SangPencerah.com- Amnesty International menyoroti penggunaan penyiksaan oleh aparat keamanan yang disampaikan Kapolri Jenderal Badrodin Haiti.
Konfirmasi
penggunaan penyiksaan oleh aparat keamanan lewat pernyataan Kapolri
merupakan sebuah arah balik yang belum pernah terjadi sebelumnya setelah
lebih dari satu dekade penyangkalan yang gigih akan praktik ini.
Di
DPR, Kapolri Jendral Badrodin Haiti mengkonfirmasi bahwa anggota
Detasemen Khusus (Densus) 88 anti-terorisme menendang terduga teroris di
dadanya, mematahkan tulang rusuknya, dan mengenai jantungya hingga
meninggal.
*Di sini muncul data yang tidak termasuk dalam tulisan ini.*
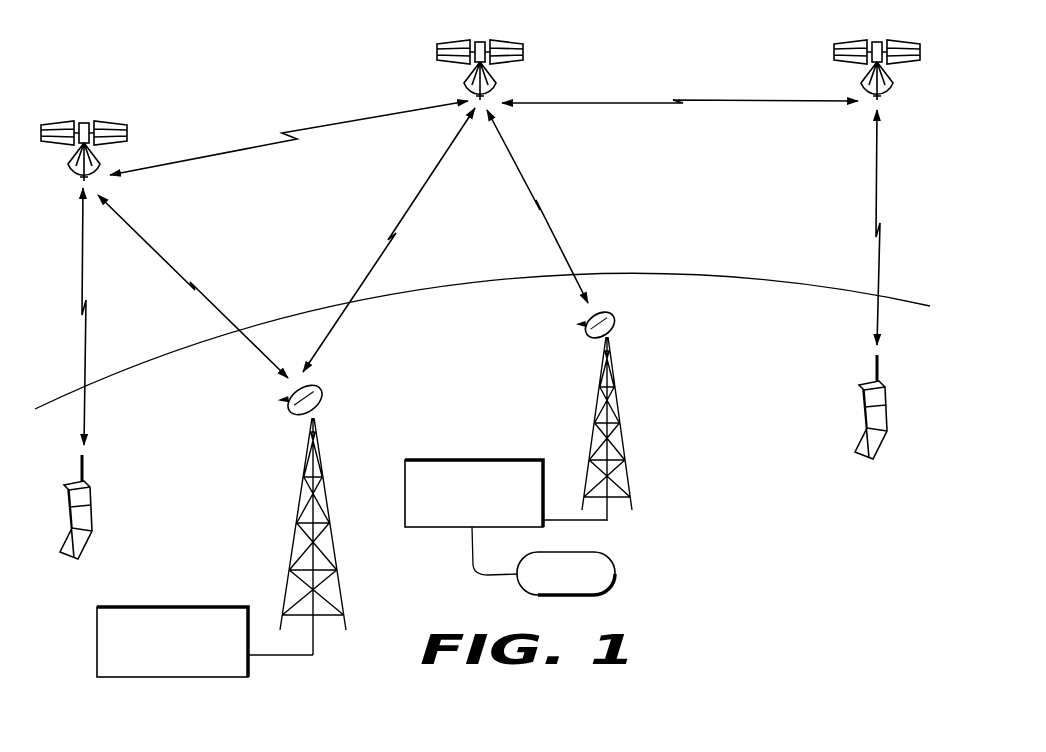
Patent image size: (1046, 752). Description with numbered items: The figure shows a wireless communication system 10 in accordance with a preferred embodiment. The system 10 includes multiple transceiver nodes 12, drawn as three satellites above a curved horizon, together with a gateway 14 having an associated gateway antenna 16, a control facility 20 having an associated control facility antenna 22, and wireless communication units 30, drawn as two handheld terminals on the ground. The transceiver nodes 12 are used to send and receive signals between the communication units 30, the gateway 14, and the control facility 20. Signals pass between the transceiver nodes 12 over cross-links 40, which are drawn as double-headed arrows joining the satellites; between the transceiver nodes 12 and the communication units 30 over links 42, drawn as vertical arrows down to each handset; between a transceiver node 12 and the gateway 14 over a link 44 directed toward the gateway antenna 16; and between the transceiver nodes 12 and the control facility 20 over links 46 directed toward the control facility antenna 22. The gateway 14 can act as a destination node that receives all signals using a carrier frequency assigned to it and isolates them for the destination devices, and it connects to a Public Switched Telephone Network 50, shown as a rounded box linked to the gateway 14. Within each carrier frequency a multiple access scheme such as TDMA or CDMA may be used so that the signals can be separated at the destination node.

The wireless communication system 10 is at (720, 649).
The transceiver node 12 is at (71, 122).
The gateway 14 is at (472, 459).
The gateway antenna 16 is at (626, 437).
The control facility 20 is at (172, 607).
The control facility antenna 22 is at (331, 541).
The wireless communication unit 30 is at (93, 508).
The cross-link 40 is at (201, 160).
The link 42 is at (88, 250).
The link 44 is at (516, 159).
The link 46 is at (147, 245).
The Public Switched Telephone Network 50 is at (616, 556).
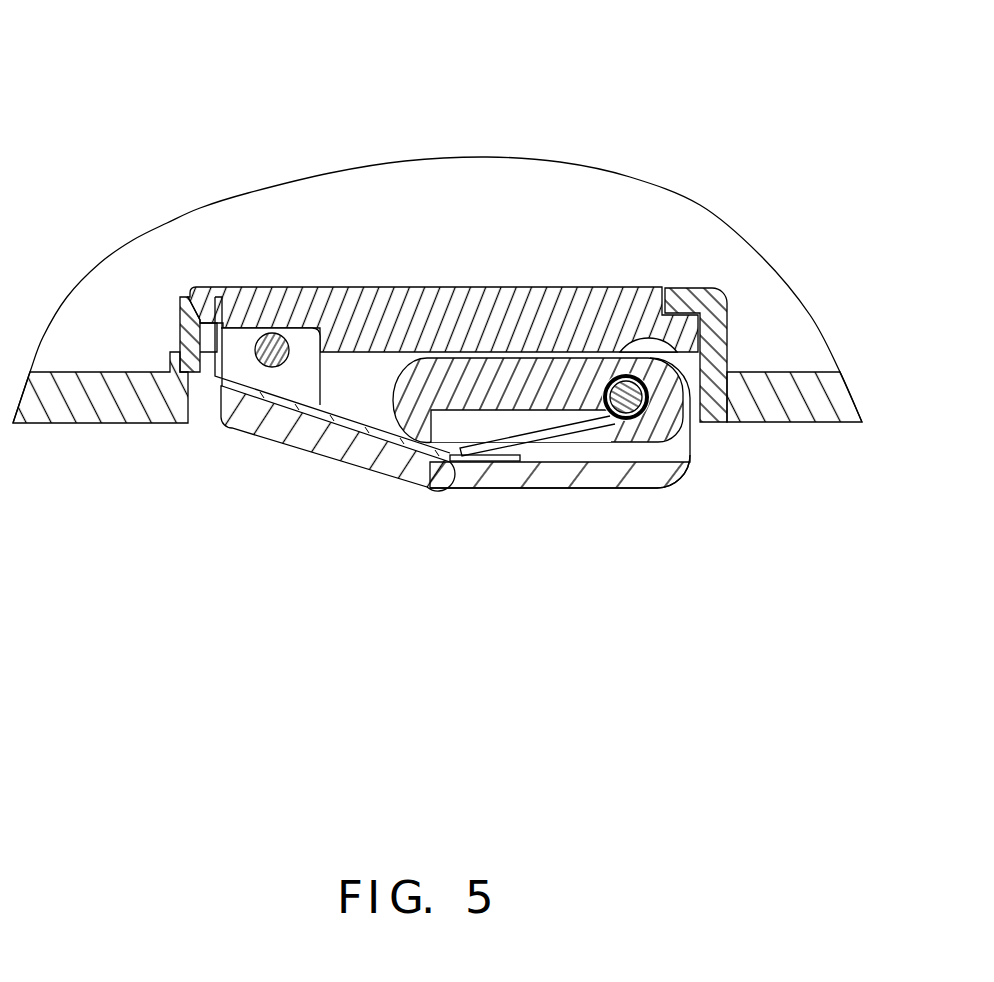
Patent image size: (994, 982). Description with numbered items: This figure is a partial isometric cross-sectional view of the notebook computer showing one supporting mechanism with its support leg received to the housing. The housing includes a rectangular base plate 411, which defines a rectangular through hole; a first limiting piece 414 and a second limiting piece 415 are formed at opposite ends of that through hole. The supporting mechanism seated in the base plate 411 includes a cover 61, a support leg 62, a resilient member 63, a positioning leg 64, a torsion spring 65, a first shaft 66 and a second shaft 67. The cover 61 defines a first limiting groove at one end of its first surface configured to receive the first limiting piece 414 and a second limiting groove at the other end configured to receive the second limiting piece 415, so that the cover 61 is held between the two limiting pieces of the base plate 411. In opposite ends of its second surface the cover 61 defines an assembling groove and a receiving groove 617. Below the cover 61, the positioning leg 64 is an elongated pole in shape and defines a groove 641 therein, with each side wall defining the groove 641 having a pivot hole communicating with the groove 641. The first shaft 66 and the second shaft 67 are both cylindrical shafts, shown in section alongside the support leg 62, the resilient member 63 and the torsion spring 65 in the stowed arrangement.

The base plate 411 is at (783, 400).
The first limiting piece 414 is at (713, 303).
The second limiting piece 415 is at (182, 310).
The cover 61 is at (387, 303).
The receiving groove 617 is at (645, 347).
The support leg 62 is at (390, 460).
The resilient member 63 is at (357, 427).
The positioning leg 64 is at (510, 383).
The groove 641 is at (448, 428).
The torsion spring 65 is at (582, 430).
The first shaft 66 is at (263, 367).
The second shaft 67 is at (635, 422).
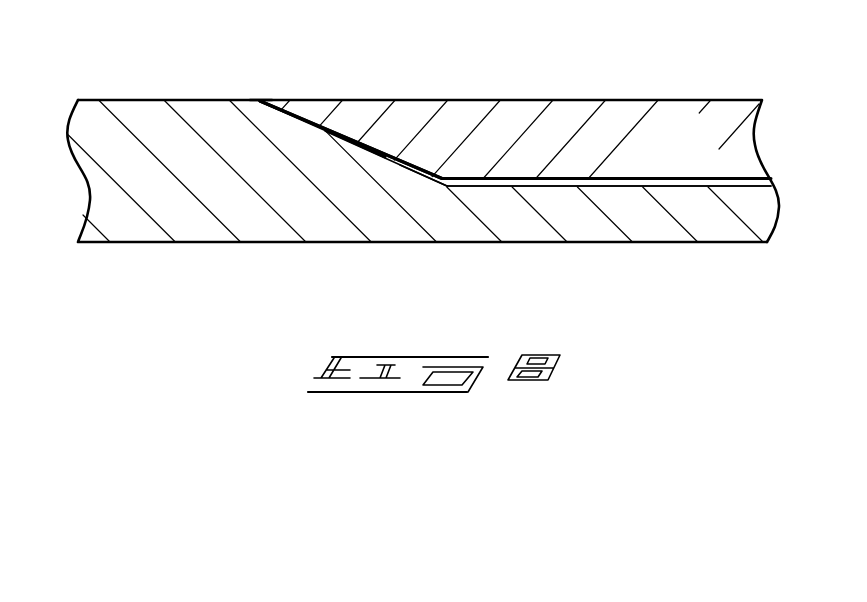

Namun, saat itu Siyono dinyatakan melawan saat akan
ditangkap.
“Pengakuan yang belum
pernah terjadi sebelumnya oleh Jendral Badrodin Haiti merupakan arah
balik penting di tengah-tengah penyangkalan publik yang terus terjadi
bahwa penyiksaan bersifat meluas di Indonesia,” menurut Josef Benedict,
Direktur Kampanye Amnesty International untuk Asia Tenggara dan Pasifik
dalam rilisnya, Jumat (22/4/2016).
Benedict
menyatakan pengakuan ini memberikan secercah harapan bahwa kultur
impunitas yang endemik yang menaungi polisi bisa mulai dibongkar.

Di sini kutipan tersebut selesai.